Prime Minister Yusuf Raza Gillani says his government will try Musharraf if the parliament passes a unanimous resolution. In other words he is saying that his government will not proceed against Musharraf or that pursuing Musharraf is out of question. His slain leader Benazir Bhutto and her spouse struck a deal with Musharraf which allowed Miss Bhutto’s return to the country. The deal was in the shape of controversial National Reconciliation Order (NRO), which provided indemnity to politicians, diplomats and other civil servants involved in corruption cases. The foot-dragging of the ruling Pakistan Peoples Party (PPP) to try Musharraf, according to political observers, is caused by the concern that it will upset the guarantors of the deal—the US, Britain, Saudi Arabia and the Pakistan’s powerful military.
Then there are the ones who maintain that putting the general on trial would be a waste of time and effort.
"It would be best to come out of the past and concentrate on the tasks ahead", says Ayaz Amir, a columnist and PML-N parliamentarian.
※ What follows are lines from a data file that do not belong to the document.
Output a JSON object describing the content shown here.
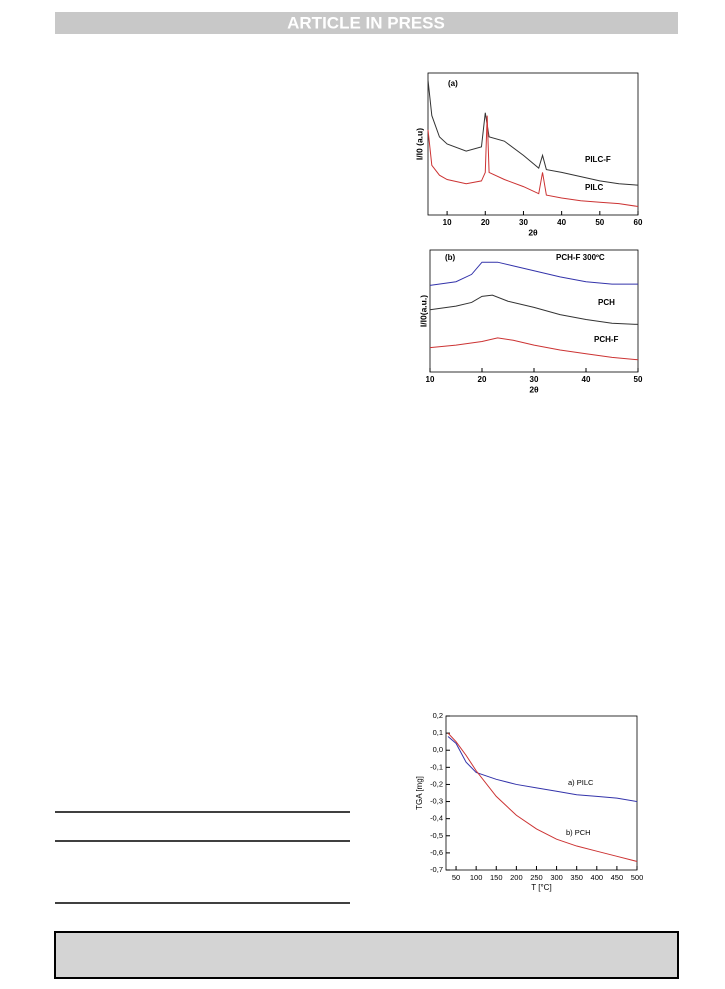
{
  "header": {
    "banner": "ARTICLE IN PRESS"
  },
  "chart_data": [
    {
      "type": "line",
      "panel_label": "(a)",
      "x_label": "2θ",
      "y_label": "I/I0 (a.u)",
      "xlim": [
        5,
        60
      ],
      "xticks": [
        10,
        20,
        30,
        40,
        50,
        60
      ],
      "ylim": [
        0,
        100
      ],
      "series": [
        {
          "name": "PILC-F",
          "color": "#333333",
          "x": [
            5,
            6,
            8,
            10,
            15,
            19,
            20,
            21,
            25,
            30,
            34,
            35,
            36,
            40,
            45,
            50,
            55,
            60
          ],
          "values": [
            95,
            70,
            55,
            50,
            45,
            48,
            72,
            55,
            52,
            42,
            33,
            42,
            32,
            30,
            27,
            24,
            22,
            21
          ]
        },
        {
          "name": "PILC",
          "color": "#cc3333",
          "x": [
            5,
            6,
            8,
            10,
            15,
            19,
            20,
            20.5,
            21,
            25,
            30,
            34,
            35,
            36,
            40,
            45,
            50,
            55,
            60
          ],
          "values": [
            60,
            35,
            28,
            25,
            22,
            24,
            30,
            70,
            30,
            25,
            20,
            15,
            30,
            14,
            12,
            10,
            9,
            8,
            6
          ]
        }
      ]
    },
    {
      "type": "line",
      "panel_label": "(b)",
      "x_label": "2θ",
      "y_label": "I/I0(a.u.)",
      "xlim": [
        10,
        50
      ],
      "xticks": [
        10,
        20,
        30,
        40,
        50
      ],
      "ylim": [
        0,
        100
      ],
      "series": [
        {
          "name": "PCH-F 300ºC",
          "color": "#3333aa",
          "x": [
            10,
            15,
            18,
            20,
            23,
            26,
            30,
            35,
            40,
            45,
            50
          ],
          "values": [
            71,
            74,
            80,
            90,
            90,
            87,
            83,
            78,
            74,
            72,
            72
          ]
        },
        {
          "name": "PCH",
          "color": "#333333",
          "x": [
            10,
            15,
            18,
            20,
            22,
            25,
            30,
            35,
            40,
            45,
            50
          ],
          "values": [
            51,
            54,
            57,
            62,
            63,
            58,
            53,
            47,
            43,
            40,
            39
          ]
        },
        {
          "name": "PCH-F",
          "color": "#cc3333",
          "x": [
            10,
            15,
            20,
            23,
            26,
            30,
            35,
            40,
            45,
            50
          ],
          "values": [
            20,
            22,
            25,
            28,
            26,
            22,
            18,
            15,
            12,
            10
          ]
        }
      ]
    },
    {
      "type": "line",
      "x_label": "T [°C]",
      "y_label": "TGA [mg]",
      "xlim": [
        25,
        500
      ],
      "xticks": [
        50,
        100,
        150,
        200,
        250,
        300,
        350,
        400,
        450,
        500
      ],
      "ylim": [
        -0.7,
        0.2
      ],
      "yticks": [
        {
          "value": 0.2,
          "label": "0,2"
        },
        {
          "value": 0.1,
          "label": "0,1"
        },
        {
          "value": 0,
          "label": "0,0"
        },
        {
          "value": -0.1,
          "label": "-0,1"
        },
        {
          "value": -0.2,
          "label": "-0,2"
        },
        {
          "value": -0.3,
          "label": "-0,3"
        },
        {
          "value": -0.4,
          "label": "-0,4"
        },
        {
          "value": -0.5,
          "label": "-0,5"
        },
        {
          "value": -0.6,
          "label": "-0,6"
        },
        {
          "value": -0.7,
          "label": "-0,7"
        }
      ],
      "series": [
        {
          "name": "a) PILC",
          "color": "#3333aa",
          "x": [
            30,
            50,
            75,
            100,
            150,
            200,
            250,
            300,
            350,
            400,
            450,
            500
          ],
          "values": [
            0.08,
            0.04,
            -0.07,
            -0.13,
            -0.17,
            -0.2,
            -0.22,
            -0.24,
            -0.26,
            -0.27,
            -0.28,
            -0.3
          ]
        },
        {
          "name": "b) PCH",
          "color": "#cc3333",
          "x": [
            30,
            50,
            75,
            100,
            150,
            200,
            250,
            300,
            350,
            400,
            450,
            500
          ],
          "values": [
            0.1,
            0.05,
            -0.03,
            -0.12,
            -0.27,
            -0.38,
            -0.46,
            -0.52,
            -0.56,
            -0.59,
            -0.62,
            -0.65
          ]
        }
      ]
    }
  ]
}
Though no one appeared on behalf of Musharraf in the apex court to defend him in the "judges case" which was related to the imposition of emergency, yet he is not without supporters to defend him in public, parliament and media on the trial issue. The more prominent among them is the former ruling PML-Q. Its chief Chaudhry Shujaat Hussain has recently said that his party will oppose moves against Musharraf. The MQM has been defending Musharraf since he removed chief justice Iftikhar Chaudary in March 2007 from his position and then onwards. The former dictator has supporters even beyond these two parties.
But the PML-N is adamant on Musharraf’s trial and challenged his emergency in the apex court. The PML-N chief demands that Musharraf should be tried under Article 6 of the constitution. Article 6 of the constitution says "anyone who abrogates or subverts the constitution is guilty of high treason. He who conspires with another to abrogate or subvert it or aids this other person’s act of abrogating or subverting it is likewise guilty of high treason."
If Musharraf is tried for declaring a state of emergency on Nov 3, 2007, so, in terms of Article 6, those who aided him too could be charged with high treason.
Putting the former military dictator and president on trial would be like opening a "Pandora box", having the potential to cause panic, confusion and chaos. To avoid any derailment of the system, the Supreme Court, which emerged more powerful after the successful lawyers movement holds the key. Musharraf’s imposition of emergency, which has been challenged by the PML-N in the Supreme Court will be the focal of attention in days and weeks to come.